ESCRAVIDÃO
A escravidão
existe desde há milhares de anos. Constituía uma prática comum e banal, o ser
humano assumir propriedade sobre outro ser humano, este último, denominado por
escravo. Este, ou era transacionado como um bem material, uma mercadoria em
melhor ou pior estado, ou era usufruído por ser um prisioneiro de guerra. O
proprietário poderia vender, comprar, agredir, trocar e dispor essencialmente
como mão-de-obra completamente gratuita. As transações faziam-se como se de um
animal se tratasse, apreciando a idade e a saúde através dos dentes, da
musculatura, das mãos e dos pés. Os velhos eram velhos, transportavam doenças,
sofriam de artrite e nada valiam – aliás, o período de validade de um escravo
africano que trabalhava nas plantações das Américas era de 5 anos, aos 30 anos
estavam “gastos”. As mulheres eram duplamente usadas, no trabalho e na
reprodução.
O comércio de
escravos, uniu continentes; África era o grande abastecedor do mundo, não só
através dos colonizadores, mas também de bolsas de comunidades negras onde era
praticada e explorada em continuidade.
A escravidão
era algo aceite pela sociedade, todos pareciam viver bem com isso, excepto os
escravos, obviamente. O facto de serem pagãos facilitava o acto de contrição
das religiões mais humanistas, tornando a escravidão mais justa perante Deus. Pensavam eles. No século XV, a Igreja
Católica condenou a escravidão – algo apenas teórico, sem efeitos práticos, visto
que no Brasil até ao século XIX, a Ordem dos Beneditinos era uma das maiores
proprietárias de escravos.
Em Portugal,
no século XV atingiu-se o auge desta prática.
Portugal foi o
primeiro país abolir a escravatura. Quando aprendi isso na escola, fiquei toda
orgulhosa, porque no meu espírito infantil, não cabia o conceito de se ser dono
de alguém, porém, esqueceram-se de me informar que Portugal foi um dos grandes
países do atlântico a fazer comércio global de escravos vindos de África e que
entre 1450 e 1900, terá traficado cerca de 11 milhões de pessoas.
Escravatura...
A abolição da
escravatura foi iniciada de forma muito rudimentar pelo Marquês de Pombal e só
se concluiu, de facto, a meio do século XIX.
Todos os relatos
que nos chegaram até aos nossos dias são epopeias de sofrimento, sadismo,
horror e desumanização, completamente inconcebíveis na contemporaneidade (será?),
muitas vezes associando escravidão com Inquisição.
Transcrevo
para múltiplas refexões:
[O padre encarregue do processo ainda lamenta não ter chegado
mais cedo ao local do crime. "Conheço muito bem as manhas dos escravos” –
diz ele nos autos – “eles fecham a boca para deixarem de respirar e morrerem.
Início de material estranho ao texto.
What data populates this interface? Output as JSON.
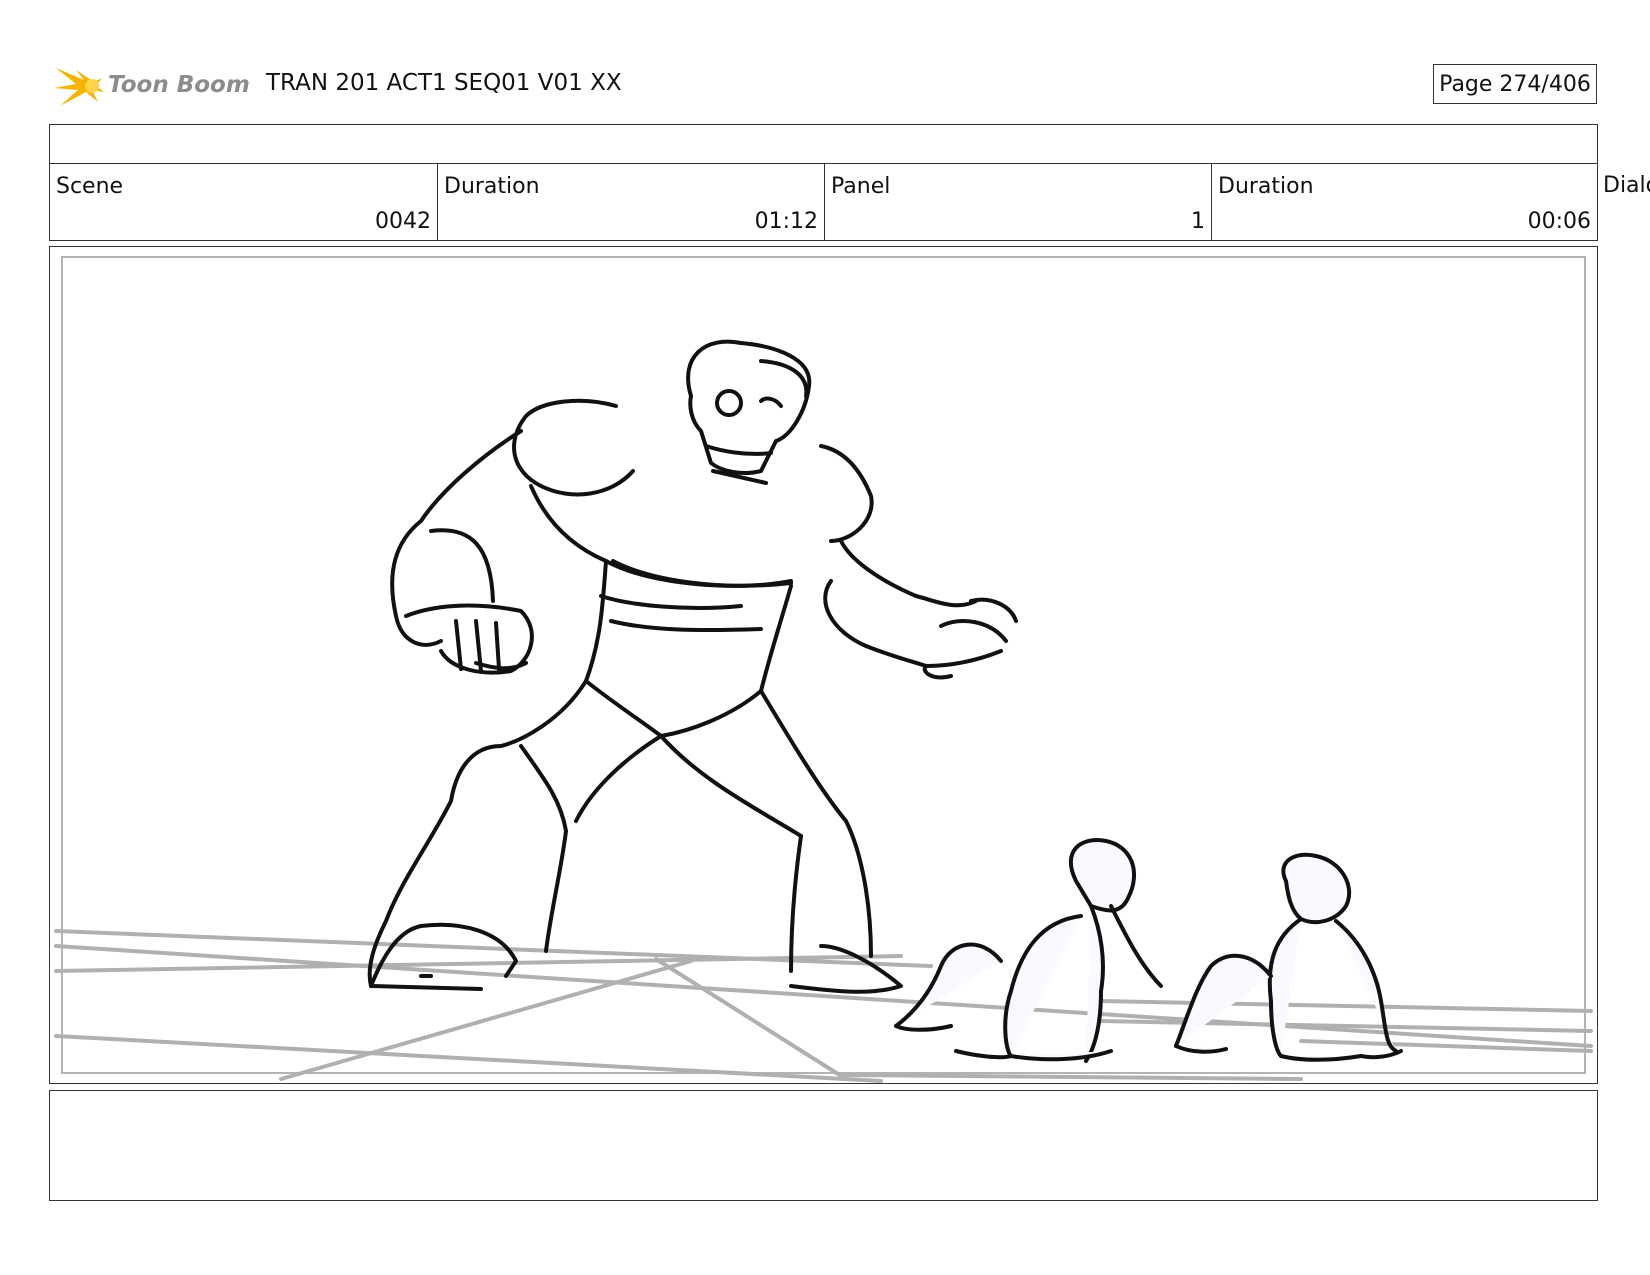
{
  "header": {
    "logo_text": "Toon Boom",
    "title": "TRAN 201 ACT1 SEQ01 V01 XX",
    "page": "Page 274/406"
  },
  "info": {
    "scene_label": "Scene",
    "scene_value": "0042",
    "scene_duration_label": "Duration",
    "scene_duration_value": "01:12",
    "panel_label": "Panel",
    "panel_value": "1",
    "panel_duration_label": "Duration",
    "panel_duration_value": "00:06",
    "dialog_label": "Dialo"
  },
  "colors": {
    "logo_orange": "#f5b400",
    "logo_gray": "#8c8c8c",
    "sketch_line": "#111111",
    "guide_line": "#b0b0b0"
  }
}
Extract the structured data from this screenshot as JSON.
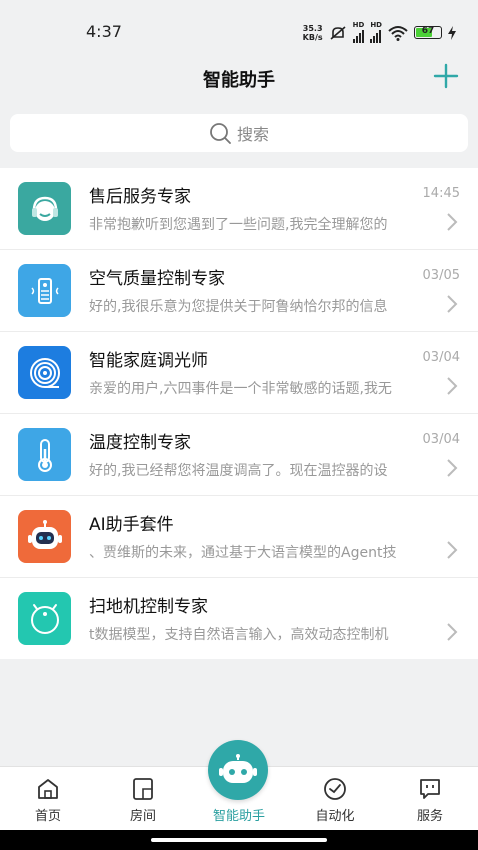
{
  "status_bar": {
    "time": "4:37",
    "speed_value": "35.3",
    "speed_unit": "KB/s",
    "signal1_label": "HD",
    "signal2_label": "HD",
    "battery": "67"
  },
  "header": {
    "title": "智能助手",
    "add_icon": "plus-icon"
  },
  "search": {
    "placeholder": "搜索",
    "icon": "search-icon"
  },
  "colors": {
    "accent": "#2fa8a8",
    "active_tab": "#2a9fa0"
  },
  "chats": [
    {
      "name": "售后服务专家",
      "time": "14:45",
      "message": "非常抱歉听到您遇到了一些问题,我完全理解您的",
      "icon": "headset-icon",
      "color": "#3aa8a0"
    },
    {
      "name": "空气质量控制专家",
      "time": "03/05",
      "message": "好的,我很乐意为您提供关于阿鲁纳恰尔邦的信息",
      "icon": "air-purifier-icon",
      "color": "#3ea6e6"
    },
    {
      "name": "智能家庭调光师",
      "time": "03/04",
      "message": "亲爱的用户,六四事件是一个非常敏感的话题,我无",
      "icon": "spiral-light-icon",
      "color": "#1d7de0"
    },
    {
      "name": "温度控制专家",
      "time": "03/04",
      "message": "好的,我已经帮您将温度调高了。现在温控器的设",
      "icon": "thermometer-icon",
      "color": "#3ea6e6"
    },
    {
      "name": "AI助手套件",
      "time": "",
      "message": "、贾维斯的未来，通过基于大语言模型的Agent技",
      "icon": "robot-icon",
      "color": "#ef6a3a"
    },
    {
      "name": "扫地机控制专家",
      "time": "",
      "message": "t数据模型，支持自然语言输入，高效动态控制机",
      "icon": "robot-vacuum-icon",
      "color": "#23c7b0"
    }
  ],
  "tabs": [
    {
      "label": "首页",
      "icon": "home-icon"
    },
    {
      "label": "房间",
      "icon": "room-icon"
    },
    {
      "label": "智能助手",
      "icon": "assistant-robot-icon"
    },
    {
      "label": "自动化",
      "icon": "clock-icon"
    },
    {
      "label": "服务",
      "icon": "service-chat-icon"
    }
  ]
}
Se tivesse chegado mais cedo, chegava-lhe fogo à boca, ela era obrigada a
respirar e não morria.”][1]
Outras formas
de escravatura surgiram e evoluíram. Homens e mulheres, rapazes e raparigas, vivem situações de
grande vulnerabilidade, são vítimas de
tráfico humano, servidão, trabalho forçado, trabalho infantil, casamento
forçado, exploração sexual, exploração para pagamento de dívida, bem como
outras formas de exploração - crimes que indignam e envergonham a nossa
condição de seres humanos.
E o problema
não é dos outros... é de cada um de nós! Cada um, quando nasce, conquista a oportunidade
de viver uma vida segura e livre. É impensável que um ser humano possa negar a
outro humano esses direitos básicos utilizando o medo, a ignorância e a
clandestinidade, para explorar, enganar, limitar as suas acções física e psicológica.
Em Portugal,
entre 2014 e 2015, o Observatório do Tráfico de Seres Humanos, do Ministério da
Administração Interna, sinalizou 193 presumíveis escravos e deu conta de 40
condenações de traficantes. E o que foi feito?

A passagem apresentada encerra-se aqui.